Custom System Prompts

python mmlu_eval.py evaluate \
    --openai.base_url https://api.openai.com/v1 \
    --openai.api_key $OPENAI_API_KEY \
    --openai.model_name gpt-4o \
    --env.thinking_mode True \
    --env.custom_thinking_prompt "You are a brilliant scientist.
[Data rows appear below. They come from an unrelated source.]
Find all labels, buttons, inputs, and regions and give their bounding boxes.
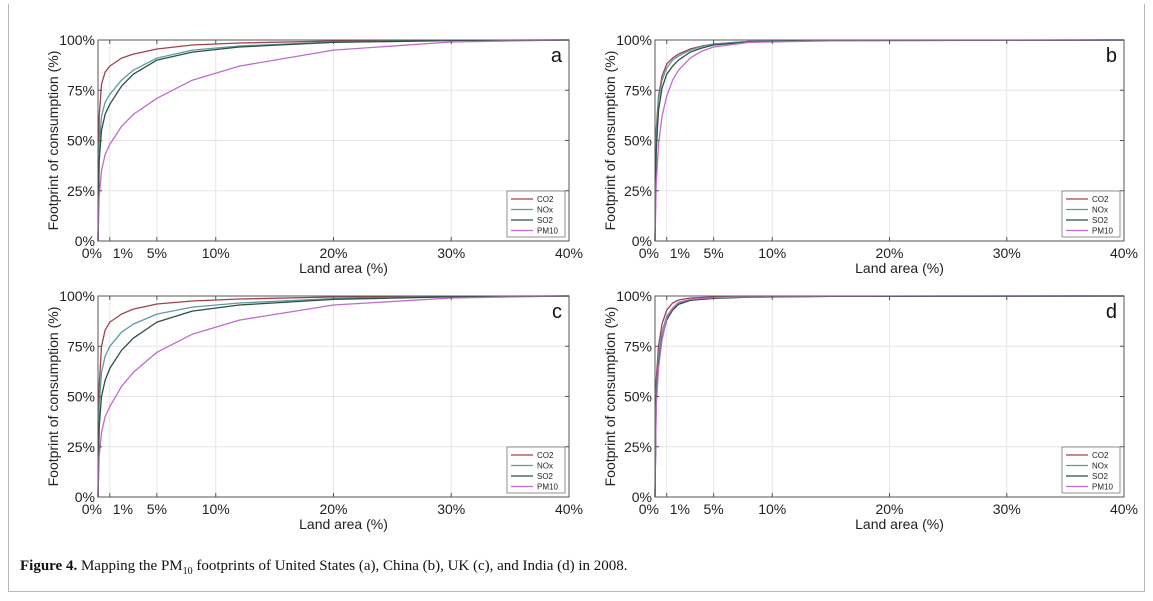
y-tick-label-a-2: 50% bbox=[67, 133, 95, 149]
legend-label-nox-d: NOx bbox=[1092, 462, 1108, 471]
x-tick-label-d-1: 1% bbox=[670, 501, 690, 517]
legend-label-co2-d: CO2 bbox=[1092, 451, 1109, 460]
legend-label-so2-b: SO2 bbox=[1092, 216, 1109, 225]
x-tick-label-b-1: 1% bbox=[670, 245, 690, 261]
panel-letter-d: d bbox=[1106, 301, 1117, 323]
x-tick-label-d-3: 10% bbox=[758, 501, 786, 517]
y-tick-label-c-4: 100% bbox=[59, 288, 95, 304]
legend-label-pm10-c: PM10 bbox=[537, 483, 558, 492]
y-tick-label-c-1: 25% bbox=[67, 439, 95, 455]
y-tick-label-c-3: 75% bbox=[67, 338, 95, 354]
y-tick-label-a-0: 0% bbox=[75, 233, 95, 249]
y-tick-label-c-2: 50% bbox=[67, 389, 95, 405]
x-tick-label-d-2: 5% bbox=[704, 501, 724, 517]
panel-letter-a: a bbox=[551, 45, 563, 67]
legend-label-so2-d: SO2 bbox=[1092, 472, 1109, 481]
panel-letter-b: b bbox=[1106, 45, 1117, 67]
y-tick-label-b-0: 0% bbox=[632, 233, 652, 249]
series-line-pm10-b bbox=[654, 39, 1125, 242]
x-tick-label-a-1: 1% bbox=[113, 245, 133, 261]
y-tick-label-a-4: 100% bbox=[59, 32, 95, 48]
x-axis-label-b: Land area (%) bbox=[855, 260, 944, 276]
x-axis-label-c: Land area (%) bbox=[299, 516, 388, 532]
x-axis-label-d: Land area (%) bbox=[855, 516, 944, 532]
legend-label-co2-b: CO2 bbox=[1092, 195, 1109, 204]
x-tick-label-c-4: 20% bbox=[319, 501, 347, 517]
caption-text-after: footprints of United States (a), China (… bbox=[192, 558, 628, 574]
panel-a: 0% 1% 5% 10% 20% 30% 40% 0% 25% 50% 75% 100% Land ar… bbox=[45, 32, 583, 276]
figure-panels: 0% 1% 5% 10% 20% 30% 40% 0% 25% 50% 75% 100% Land ar… bbox=[45, 32, 1138, 532]
legend-label-co2-a: CO2 bbox=[537, 195, 554, 204]
legend-label-nox-a: NOx bbox=[537, 206, 553, 215]
x-axis-label-a: Land area (%) bbox=[299, 260, 388, 276]
legend-label-so2-c: SO2 bbox=[537, 472, 554, 481]
x-tick-label-c-3: 10% bbox=[202, 501, 230, 517]
y-tick-label-b-4: 100% bbox=[616, 32, 652, 48]
x-tick-label-a-6: 40% bbox=[555, 245, 583, 261]
y-tick-label-d-2: 50% bbox=[624, 389, 652, 405]
y-tick-label-b-1: 25% bbox=[624, 183, 652, 199]
y-tick-label-d-3: 75% bbox=[624, 338, 652, 354]
x-tick-label-d-0: 0% bbox=[639, 501, 659, 517]
x-tick-label-c-1: 1% bbox=[113, 501, 133, 517]
y-tick-label-d-0: 0% bbox=[632, 489, 652, 505]
y-axis-label-b: Footprint of consumption (%) bbox=[602, 51, 618, 231]
panel-letter-c: c bbox=[552, 301, 562, 323]
legend-label-nox-c: NOx bbox=[537, 462, 553, 471]
legend-label-so2-a: SO2 bbox=[537, 216, 554, 225]
x-tick-label-a-2: 5% bbox=[147, 245, 167, 261]
x-tick-label-a-3: 10% bbox=[202, 245, 230, 261]
x-tick-label-b-3: 10% bbox=[758, 245, 786, 261]
legend-label-co2-c: CO2 bbox=[537, 451, 554, 460]
series-line-pm10-c bbox=[97, 295, 570, 498]
y-tick-label-d-4: 100% bbox=[616, 288, 652, 304]
x-tick-label-d-4: 20% bbox=[875, 501, 903, 517]
y-axis-label-c: Footprint of consumption (%) bbox=[45, 307, 61, 487]
y-axis-label-a: Footprint of consumption (%) bbox=[45, 51, 61, 231]
legend-label-pm10-d: PM10 bbox=[1092, 483, 1113, 492]
figure-caption: Figure 4. Mapping the PM10 footprints of… bbox=[20, 558, 628, 577]
caption-text-before: Mapping the PM bbox=[80, 558, 183, 574]
panel-d: 0% 1% 5% 10% 20% 30% 40% 0% 25% 50% 75% 100% Land ar… bbox=[602, 288, 1138, 532]
x-tick-label-b-6: 40% bbox=[1110, 245, 1138, 261]
caption-subscript: 10 bbox=[182, 566, 193, 577]
y-tick-label-c-0: 0% bbox=[75, 489, 95, 505]
x-tick-label-a-0: 0% bbox=[82, 245, 102, 261]
panel-b: 0% 1% 5% 10% 20% 30% 40% 0% 25% 50% 75% 100% Land ar… bbox=[602, 32, 1138, 276]
x-tick-label-b-0: 0% bbox=[639, 245, 659, 261]
x-tick-label-d-6: 40% bbox=[1110, 501, 1138, 517]
y-tick-label-a-1: 25% bbox=[67, 183, 95, 199]
y-tick-label-a-3: 75% bbox=[67, 82, 95, 98]
caption-label: Figure 4. bbox=[20, 558, 78, 574]
y-tick-label-d-1: 25% bbox=[624, 439, 652, 455]
x-tick-label-b-2: 5% bbox=[704, 245, 724, 261]
x-tick-label-a-4: 20% bbox=[319, 245, 347, 261]
series-line-pm10-a bbox=[97, 39, 570, 242]
panel-c: 0% 1% 5% 10% 20% 30% 40% 0% 25% 50% 75% 100% Land ar… bbox=[45, 288, 583, 532]
legend-label-nox-b: NOx bbox=[1092, 206, 1108, 215]
x-tick-label-b-4: 20% bbox=[875, 245, 903, 261]
legend-label-pm10-b: PM10 bbox=[1092, 227, 1113, 236]
series-line-pm10-d bbox=[654, 295, 1125, 498]
x-tick-label-b-5: 30% bbox=[993, 245, 1021, 261]
x-tick-label-c-5: 30% bbox=[437, 501, 465, 517]
y-axis-label-d: Footprint of consumption (%) bbox=[602, 307, 618, 487]
y-tick-label-b-3: 75% bbox=[624, 82, 652, 98]
x-tick-label-c-0: 0% bbox=[82, 501, 102, 517]
y-tick-label-b-2: 50% bbox=[624, 133, 652, 149]
x-tick-label-c-2: 5% bbox=[147, 501, 167, 517]
x-tick-label-a-5: 30% bbox=[437, 245, 465, 261]
x-tick-label-d-5: 30% bbox=[993, 501, 1021, 517]
legend-label-pm10-a: PM10 bbox=[537, 227, 558, 236]
figure-frame: 0% 1% 5% 10% 20% 30% 40% 0% 25% 50% 75% 100% Land ar… bbox=[8, 4, 1145, 592]
x-tick-label-c-6: 40% bbox=[555, 501, 583, 517]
Reason through this problem methodically using <think></think> tags." \
    --env.custom_system_prompt "Always show your work clearly." \
    --env.data_dir_to_save_evals ../evals/mmlu/gpt-4o-custom-prompt

Using Different API Providers

# OpenAI
python mmlu_eval.py evaluate \
    --openai.base_url https://api.openai.com/v1 \
    --openai.api_key $OPENAI_API_KEY \
    --openai.model_name gpt-4o

# Anthropic (via OpenAI-compatible endpoint)
python mmlu_eval.py evaluate \
    --openai.base_url https://api.anthropic.com/v1/ \
    --openai.api_key $ANTHROPIC_API_KEY \
    --openai.model_name claude-sonnet-4-20250514

# Together AI
python mmlu_eval.py evaluate \
    --openai.base_url https://api.together.xyz/v1 \
    --openai.api_key $TOGETHER_API_KEY \
    --openai.model_name meta-llama/Llama-3.3-70B-Instruct-Turbo

# Local vLLM
python mmlu_eval.py evaluate \
    --openai.base_url http://localhost:8000/v1 \
    --openai.api_key xxx \
    --openai.model_name Qwen/Qwen2.5-72B-Instruct

# OpenRouter
python mmlu_eval.py evaluate \
    --openai.base_url https://openrouter.ai/api/v1 \
    --openai.api_key $OPENROUTER_API_KEY \
    --openai.model_name anthropic/claude-sonnet-4

# Fireworks AI
python mmlu_eval.py evaluate \
    --openai.base_url https://api.fireworks.ai/inference/v1 \
    --openai.api_key $FIREWORKS_API_KEY \
    --openai.model_name accounts/fireworks/models/llama-v3p1-70b-instruct

Debug Mode for Development

# Full debug mode saves all responses
python mmlu_eval.py evaluate \
    --openai.base_url https://api.openai.com/v1 \
    --openai.api_key $OPENAI_API_KEY \
    --openai.model_name gpt-4o \
    --env.full_debug True \
    --env.data_dir_to_save_evals ../evals/mmlu/gpt-4o-debug

Temperature and Token Settings

# Deterministic evaluation (temperature=0)
python mmlu_eval.py evaluate \
    --openai.base_url https://api.openai.com/v1 \
    --openai.api_key $OPENAI_API_KEY \
    --openai.model_name gpt-4o \
    --env.eval_temperature 0.0 \
    --env.data_dir_to_save_evals ../evals/mmlu/gpt-4o-deterministic

# Higher temperature for diversity
python mmlu_eval.py evaluate \
    --openai.base_url https://api.openai.com/v1 \
    --openai.api_key $OPENAI_API_KEY \
    --openai.model_name gpt-4o \
    --env.eval_temperature 0.7 \
    --env.data_dir_to_save_evals ../evals/mmlu/gpt-4o-temp07

# Custom max tokens
python gsm8k_eval.py evaluate \
    --openai.base_url https://api.openai.com/v1 \
    --openai.api_key $OPENAI_API_KEY \
    --openai.model_name gpt-4o \
    --env.eval_max_tokens 8192 \
    --env.data_dir_to_save_evals ../evals/gsm8k/gpt-4o-8k

Shared Utilities

eval_helpers.py

Contains shared functions used across environments:

  • Answer extraction: extract_letter_from_answer_tag, extract_freeform_from_answer_tag
  • Math verification: score_math_answer_async, extract_boxed_answers
  • Thinking mode: create_system_content, get_default_thinking_prompt
  • Results saving: save_eval_results, load_eval_results

Output Format

All evaluations produce:

  1. metrics.json: Summary statistics (accuracy, F1, etc.)
  2. results.jsonl: Per-item results (one JSON per line)
  3. evaluate_config.yaml: Configuration used for the run

Example metrics.json:

{
  "accuracy": 0.847,
  "total_samples": 14042,
  "correct": 11892,
  "per_category_accuracy": {
    "stem": 0.823,
    "humanities": 0.891,
    "social_sciences": 0.856
  }
}

Dependencies

Core dependencies (most are in the main requirements.txt):

pip install datasets openai pydantic tqdm wandb scipy numpy

For specific environments:

  • Math evals: pip install math_verify latex2sympy2_extended
  • LiveCodeBench: pip install modal (for secure sandbox)
  • JudgeMark: Clone Judgemark-v2 repo to atropos root

Contributing

When adding a new evaluation environment:

  1. Follow the existing patterns (inherit from BaseEnv)
  2. Use eval_helpers.py for common functions
  3. Support thinking mode with <think></think> tags
  4. Use <answer></answer> tags for answer extraction (or \boxed{} for math)
  5. Save results using save_eval_results()
  6. Add examples to this README

License

See the main Atropos repository license.